For the first time in our history, U.S. prisons house over a million inmates, enough to populate a city larger than San Francisco. Building prisons is the new growth industry, as the American public reacts to a perceived increase in violence and politicians take a hard line toward crime. But this eagerness to construct more prisons raises basic questions about what the community wants and will tolerate and what the Supreme Court will sanction.
In this timely book, Norman Finkel looks at the relationship between the “law on the books,” as set down in the Constitution and developed in cases and decisions, and what he calls “commonsense justice,” the ordinary citizen’s notions of what is just and fair. Law is an essentially human endeavor, a collection of psychological theories about why people think, feel, and behave as they do, and when and why we should find some of them blameworthy and punishable. But is it independent of community sentiment, as some would contend? Or, as Finkel suggests, do juries bring the community’s judgment to bear on the moral blameworthiness of the defendant? When jurors decide that the law is unfair, or the punishment inappropriate for a particular defendant, they have sometimes nullified the law.
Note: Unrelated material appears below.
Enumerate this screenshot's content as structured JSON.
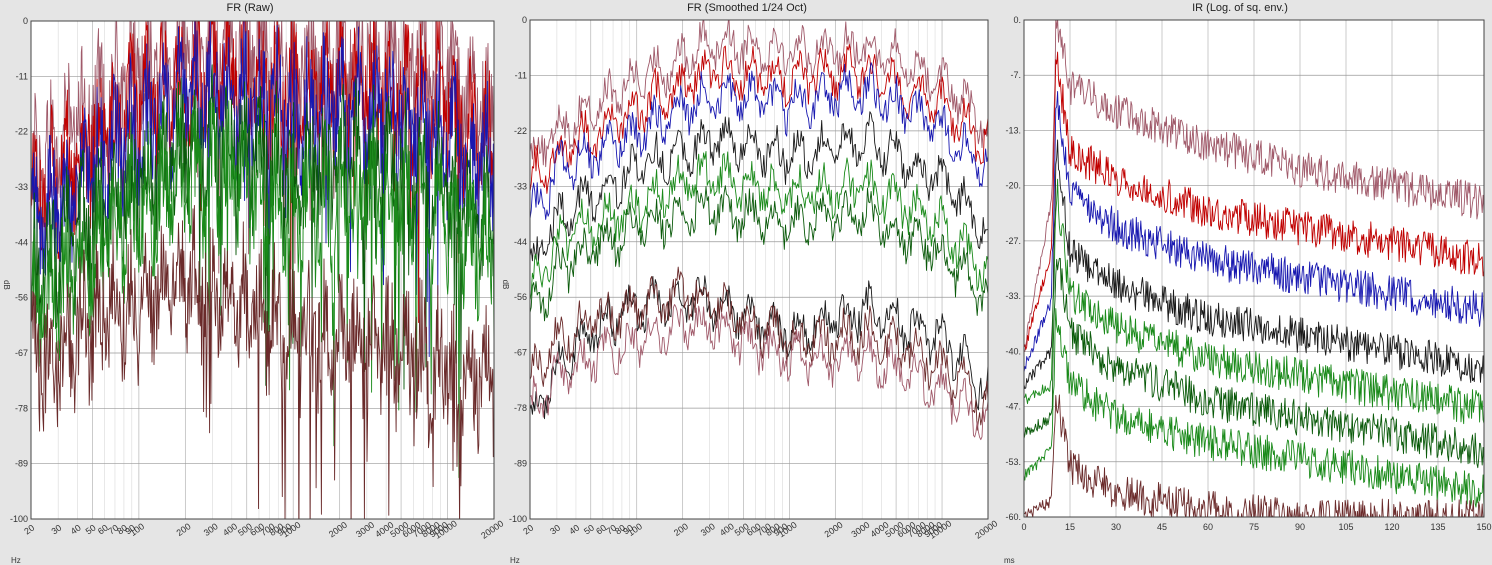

Nullification represents the jury’s desire not to defeat but “to perfect and complete” the law. It is the “no confidence” vote of commonsense justice refusing to follow the path the law has marked out—and pointing to a new path based on what seem to be more just grounds. Finkel brings to life the story behind the jury and judicial decisions, interweaving anecdotes, case law, and social science research to present a balanced and comprehensive view of important legal and social policy issues.